What if I told you…that someone would eventually make a documentary about Rick Pitino’s infamous restaurant bathroom sexual encounter with the woman who later married Pitino’s assistant, and later still tried to extort him and was sentenced to seven years in jail for that? Well, if you bet the someone in question would be Barstool Sports, you’re correct.
That’s just one of a slew of topics the site plans to cover in short-form documentaries. As founder Dave Portnoy and CEO Erika Nardini told Digiday’s Sahil Patel, they intend to boldly go where ESPN usually doesn’t. They kicked the series off with a 10-minute short on the drunken antics of Buffalo Bills’ fans (including the chapter on the infamous dildo-throwers, which is pictured above) released a couple of weeks ago, and they have much more in the works:
“It’s the perfect documentary for us,” said Barstool Sports CEO Erika Nardini. “It’s on a subject matter that most people would view as funny or crass, and we’ve turned it into something that’s cinematic but still funny. You’ll see that in other things that we do.”
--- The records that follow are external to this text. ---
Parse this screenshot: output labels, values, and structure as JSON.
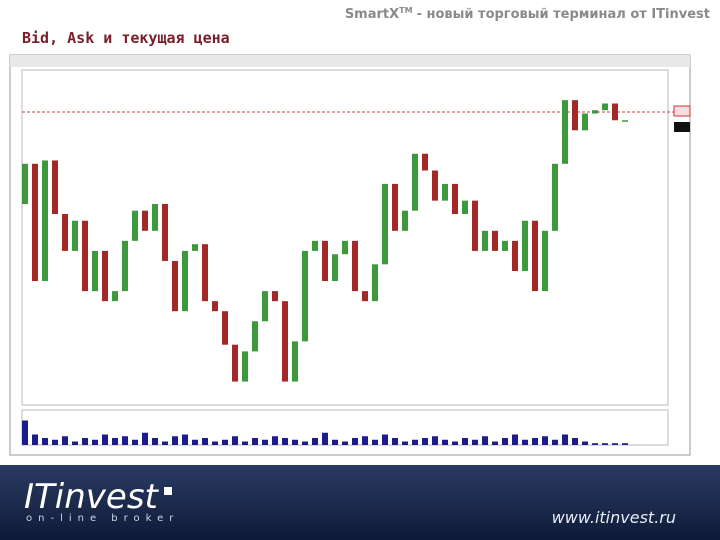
{
  "header": {
    "product": "SmartX",
    "trademark": "TM",
    "rest": "- новый торговый терминал от ITinvest"
  },
  "slide_title": "Bid, Ask и текущая цена",
  "chart_data": {
    "type": "candlestick",
    "open": [
      60,
      72,
      37,
      73,
      57,
      46,
      55,
      34,
      46,
      31,
      34,
      49,
      58,
      52,
      60,
      43,
      28,
      46,
      48,
      31,
      28,
      18,
      7,
      16,
      25,
      34,
      31,
      7,
      19,
      46,
      49,
      37,
      45,
      49,
      34,
      31,
      42,
      66,
      52,
      58,
      75,
      70,
      61,
      66,
      57,
      61,
      46,
      52,
      46,
      49,
      40,
      55,
      34,
      52,
      72,
      91,
      82,
      87,
      88,
      90,
      85
    ],
    "close": [
      72,
      37,
      73,
      57,
      46,
      55,
      34,
      46,
      31,
      34,
      49,
      58,
      52,
      60,
      43,
      28,
      46,
      48,
      31,
      28,
      18,
      7,
      16,
      25,
      34,
      31,
      7,
      19,
      46,
      49,
      37,
      45,
      49,
      34,
      31,
      42,
      66,
      52,
      58,
      75,
      70,
      61,
      66,
      57,
      61,
      46,
      52,
      46,
      49,
      40,
      55,
      34,
      52,
      72,
      91,
      82,
      87,
      88,
      90,
      85,
      85
    ],
    "volume": [
      70,
      30,
      20,
      15,
      25,
      10,
      20,
      15,
      30,
      20,
      25,
      15,
      35,
      20,
      10,
      25,
      30,
      15,
      20,
      10,
      15,
      25,
      10,
      20,
      15,
      25,
      20,
      15,
      10,
      20,
      35,
      15,
      10,
      20,
      25,
      15,
      30,
      20,
      10,
      15,
      20,
      25,
      15,
      10,
      20,
      15,
      25,
      10,
      20,
      30,
      15,
      20,
      25,
      15,
      30,
      20,
      10,
      5,
      5,
      5,
      5
    ],
    "ylim": [
      0,
      100
    ],
    "volume_ylim": [
      0,
      100
    ],
    "up_color": "#3c9a3c",
    "down_color": "#a32828",
    "volume_color": "#1c1c8c"
  },
  "footer": {
    "logo": "ITinvest",
    "tagline": "on-line broker",
    "url": "www.itinvest.ru"
  }
}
Since its release, “#BillsMafia” has collected 7 million video views across BarstoolSports.com, Facebook, Instagram and Twitter. It’s the first of six documentary shorts that Barstool plans to release by the end of the year, all covering topics in Barstool’s wheelhouse. Topics include the sex scandal involving Louisville basketball coach Rick Pitino, the “Balloon Boy” hoax and the controversy surrounding NFL linebacker Manti Te’o’s nonexistent dead girlfriend.
“ESPN’s not doing a ‘30 for 30’ on Te’o’s dead girlfriend or ‘Six Seconds of Fury’ with Rick Pitino; we will,” said Barstool Sports founder Dave Portnoy.
“Traditional documentaries mostly appeal to a far more established audience,” added Nardini. “We’re appealing to the same guys who follow us on Instagram and love ‘Saturdays are for the Boys,’ and saying we’re going to give them a documentary, too.”
Social media views are notoriously unreliable, so take those stats with a grain of salt (especially as they’re presented without the average amount of time viewers watched for), but it’s clear the Bills’ film at the least managed to attract an audience. And it’s quite possible these other ones will too; Barstool has a prominent brand and a substantial audience, these subjects seem like a fit for both, and there are plenty of people who want to watch more on subjects like the Pitino scandal. Portnoy’s quite right that none of those particular subjects seem likely to draw the standard 30 for 30 treatment either, or even a 30 for 30 short. 30 for 30 certainly isn’t extensively profiling dildo-throwing fans.
It will be worth keeping an eye on how these later documentaries are constructed, though. The documentary on the Bills’ fans got decent access, but it had plenty of willing participants. Will Barstool be able to get any sort of access to the key players in stories like the Pitino or Te’o ones? Or will this just be people opining about it from afar? The latter approach might work too (especially as it’s been long enough since those stories that there will probably be some people eager to hear about them again, or for the first time), but it would be quite different from what we’ve usually seen in the sports documentary field. And Patel notes that while Barstool is fronting the costs for these, it may be harder to make that money back from a sponsorship on touchier subjects like the Pitino one.
In any case, there certainly seems to be more of a plan for video here than we’ve seen in other recent shifts in that direction. And it’s easy to see why Barstool would greenlight short documentaries on subjects that fit their brand and audience; there’s a lot to suggest that might work, and in the case of this first one at least, it appears to have done pretty decently. It will be interesting to see how the later ones come together and how the views stack up for them, though. And it will be worth watching how they’re received, and if Barstool keeps going with this plan after this initial wave.